As Turkey continues to bombard Kurdistan Workers Party (PKK) related targets in Iraqi Kurdistan’s Qandil Mountains with artillery and jet fighter sorties we see the emergence of another potential conflict in Iraqi Kurdistan’s east. That involves Iran.
The mountains of Iraqi Kurdistan has not only been an effective sanctuary for PKK fighters over the years. But also for fighters of the ‘Party for a Free Life in Kurdistan’ group, which is known by its Kurdish acronym PJAK.
Believed to be an affiliate of the PKK (for all intents-and-purposes it should be viewed as the Iranian wing of that organization, same ideology and basic goals but for Iran) PJAK consists of Kurds who have been fighting Tehran and seek self-rule on behalf of the Iranian Kurds of Iran’s northwestern Kurdistan region. However a curious distinction between the two has been made. By Washington. Having branded the PKK a terrorist organization since 1997 it has not applied the same label to the PJAK. Seemingly because it doesn’t fight its NATO ally Turkey but is engaged in a guerrilla war against Tehran. Additionally the PKK often emphasis the technical difference between the two groups by pointing out to Iran that it hasn’t fought against it to date. Indeed Ankara has frequently accused Tehran in the past of supporting the PKK against them while Tehran accuses the west of supporting PJAK.
The PJAK have fought a campaign against Tehran which began back in 2004. The conflict has been mostly a low-level one characterized by clashes and PJAK bombing attacks targeting mostly Iranian military, paramilitary and security forces. Not unlike how the PKK often target and kill members of Turkey’s police, security and military forces.
Events in the Qandil Mountains back in 2011 are worth recalling as they give a useful precedent to events presently unfolding. In July when clashes between the PJAK and Tehran escalated Iran’s paramilitary Islamic Revolutionary Guards Corp (IRGC) intervened in Iraqi Kurdistan against PJAK forces in those mountains. These included border incursions and artillery strikes which lasted throughout the summer and only ended when a ceasefire was agreed to in late September.
In the midst of these clashes between the IRGC and PJAK the Turkish Air Force carried out air strikes against 132 PKK targets, and pounded another 349 targets with artillery, in the same mountainous areas following the killings by the PKK their security forces in southeastern Turkey in the preceding weeks. However those two operations emanating from the east and west are an informative precedent to the rapidly unfolding events we see in Iraqi Kurdistan today.
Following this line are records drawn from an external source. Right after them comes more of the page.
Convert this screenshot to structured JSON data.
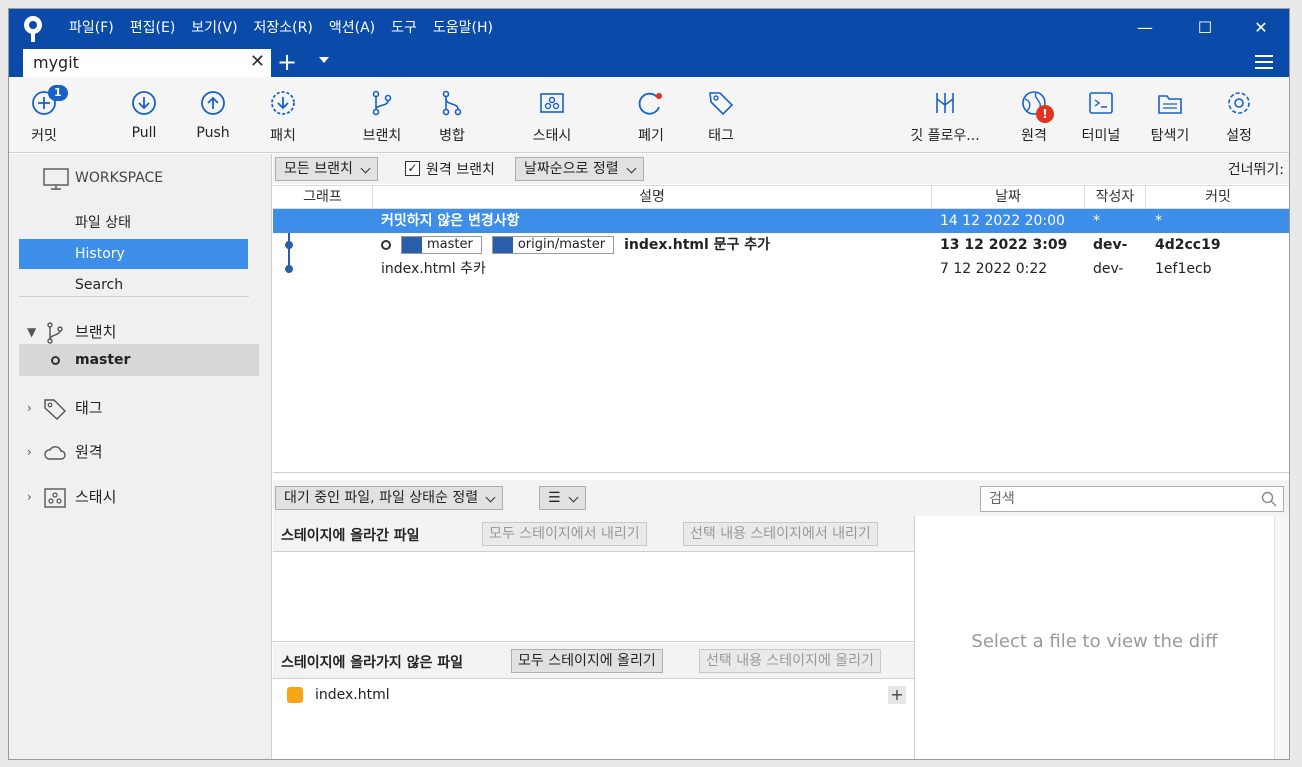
{
  "titlebar": {
    "menu": [
      "파일(F)",
      "편집(E)",
      "보기(V)",
      "저장소(R)",
      "액션(A)",
      "도구",
      "도움말(H)"
    ],
    "minimize": "—",
    "maximize": "☐",
    "close": "✕"
  },
  "tabs": {
    "active": "mygit",
    "close": "✕",
    "add": "+"
  },
  "toolbar": {
    "commit": "커밋",
    "commit_badge": "1",
    "pull": "Pull",
    "push": "Push",
    "fetch": "패치",
    "branch": "브랜치",
    "merge": "병합",
    "stash": "스태시",
    "discard": "폐기",
    "tag": "태그",
    "gitflow": "깃 플로우...",
    "remote": "원격",
    "remote_alert": "!",
    "terminal": "터미널",
    "explorer": "탐색기",
    "settings": "설정"
  },
  "sidebar": {
    "workspace": "WORKSPACE",
    "items": [
      "파일 상태",
      "History",
      "Search"
    ],
    "active_item": "History",
    "branches": "브랜치",
    "branch_current": "master",
    "tags": "태그",
    "remotes": "원격",
    "stashes": "스태시"
  },
  "history": {
    "filter_branches": "모든 브랜치",
    "remote_branches_label": "원격 브랜치",
    "remote_branches_checked": true,
    "sort": "날짜순으로 정렬",
    "skip": "건너뛰기:",
    "columns": [
      "그래프",
      "설명",
      "날짜",
      "작성자",
      "커밋"
    ],
    "rows": [
      {
        "desc": "커밋하지 않은 변경사항",
        "date": "14 12 2022 20:00",
        "author": "*",
        "commit": "*"
      },
      {
        "refs": [
          "master",
          "origin/master"
        ],
        "desc": "index.html 문구 추가",
        "date": "13 12 2022 3:09",
        "author": "dev-",
        "commit": "4d2cc19"
      },
      {
        "desc": "index.html 추카",
        "date": "7 12 2022 0:22",
        "author": "dev-",
        "commit": "1ef1ecb"
      }
    ]
  },
  "files": {
    "pending_sort": "대기 중인 파일, 파일 상태순 정렬",
    "view_mode": "☰",
    "search_placeholder": "검색",
    "staged_title": "스테이지에 올라간 파일",
    "unstage_all": "모두 스테이지에서 내리기",
    "unstage_selected": "선택 내용 스테이지에서 내리기",
    "unstaged_title": "스테이지에 올라가지 않은 파일",
    "stage_all": "모두 스테이지에 올리기",
    "stage_selected": "선택 내용 스테이지에 올리기",
    "unstaged_files": [
      "index.html"
    ],
    "diff_placeholder": "Select a file to view the diff"
  }
}
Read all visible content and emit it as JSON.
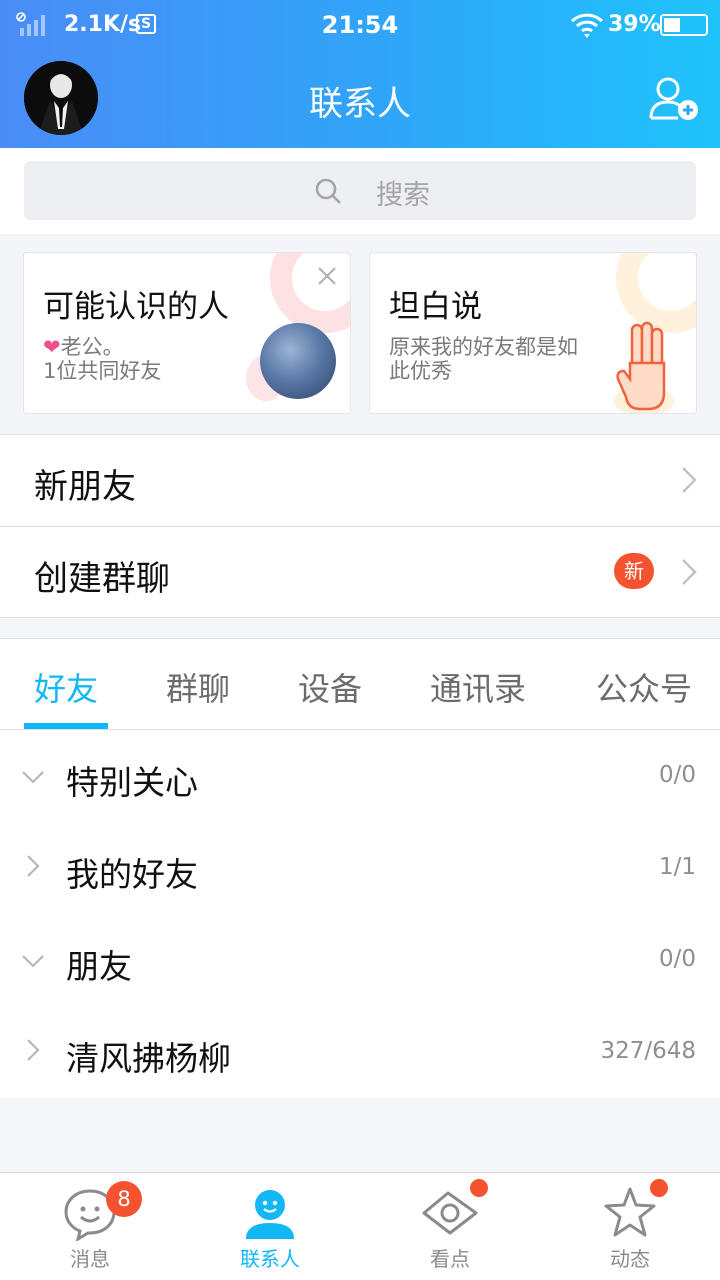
{
  "colors": {
    "accent": "#12b7f5",
    "badge": "#f5532f",
    "header_start": "#4a8cf7",
    "header_end": "#1fc3fb"
  },
  "status_bar": {
    "net_speed": "2.1K/s",
    "s_icon": "S",
    "time": "21:54",
    "battery": "39%",
    "battery_level": 0.39
  },
  "header": {
    "title": "联系人"
  },
  "search": {
    "placeholder": "搜索"
  },
  "cards": [
    {
      "title": "可能认识的人",
      "line1": "❤老公。",
      "line2": "1位共同好友"
    },
    {
      "title": "坦白说",
      "line1": "原来我的好友都是如",
      "line2": "此优秀"
    }
  ],
  "rows": [
    {
      "label": "新朋友"
    },
    {
      "label": "创建群聊",
      "badge": "新"
    }
  ],
  "tabs": [
    "好友",
    "群聊",
    "设备",
    "通讯录",
    "公众号"
  ],
  "active_tab": "好友",
  "groups": [
    {
      "name": "特别关心",
      "count": "0/0",
      "expanded": true
    },
    {
      "name": "我的好友",
      "count": "1/1",
      "expanded": false
    },
    {
      "name": "朋友",
      "count": "0/0",
      "expanded": true
    },
    {
      "name": "清风拂杨柳",
      "count": "327/648",
      "expanded": false
    }
  ],
  "tabbar": [
    {
      "label": "消息",
      "icon": "chat-bubble-icon",
      "badge": "8"
    },
    {
      "label": "联系人",
      "icon": "contact-person-icon",
      "active": true
    },
    {
      "label": "看点",
      "icon": "eye-icon",
      "dot": true
    },
    {
      "label": "动态",
      "icon": "star-icon",
      "dot": true
    }
  ]
}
Since mid-2011 two ceasefires were introduced. Following the end of that IRGC operation into Iraqi Kurdistan the PJAK agreed to a ceasefire and withdrew forces it had in Iran to the Qandil mountains. Similarly in early 2013 the PKK and Ankara agreed to a truce to the conflict which begun back in 1984. The PKK withdrew many of its forces and arms from southeastern Turkey into its Qandil sanctuary. Those same PKK forces would come down from their mountain sanctuaries to fight the Islamic State (ISIS) terror group in 2014.
Since that time however both ceasefires and truces have broken down and there has been thunder in the Qandil mountains as a result. The recent collapse of the Ankara-PKK truce has seen Turkish jets and artillery pound PKK positions in those mountains. At the same time however we are seeing the conflict between Iran and PJAK resume. Three events from the last few weeks signify that we may see Iran also begin to intervene in those mountains. Possibly at the same time as these ongoing Turkish bombardments.
On August 7 PJAK claimed that its armed wing, the ‘East Kurdistan Defense Forces Units’ (YRK), killed twenty Iranian soldiers in Iran’s northwestern Kurdish region. Iran denies that this is so stating that their forces were attacked but only minor damage was caused. However at the same time they are clearing off a part of the Iranian border with Iraqi Kurdistan to monitor movements back and forth from Iraqi Kurdistan to Iran. This September 1 has seen to an attack carried out by the IRGC on PJAK members in Iran itself. The IRGC claimed they have killed, according to Rudaw, “a number of” PJAK members, including one female fighter, while losing one of their troops.
If clashes between Iran and PJAK escalate this could well result in another Iranian operation targeting such forces in the Qandil Mountains. If they occur as this Turkish campaign continues it will be interesting to see if they coordinate such operations and/or if Tehran pressures the PKK to reign in PJAK. We could even see these two armed Kurdish groups hunkering down in the Qandil while being attacked from both their west and east.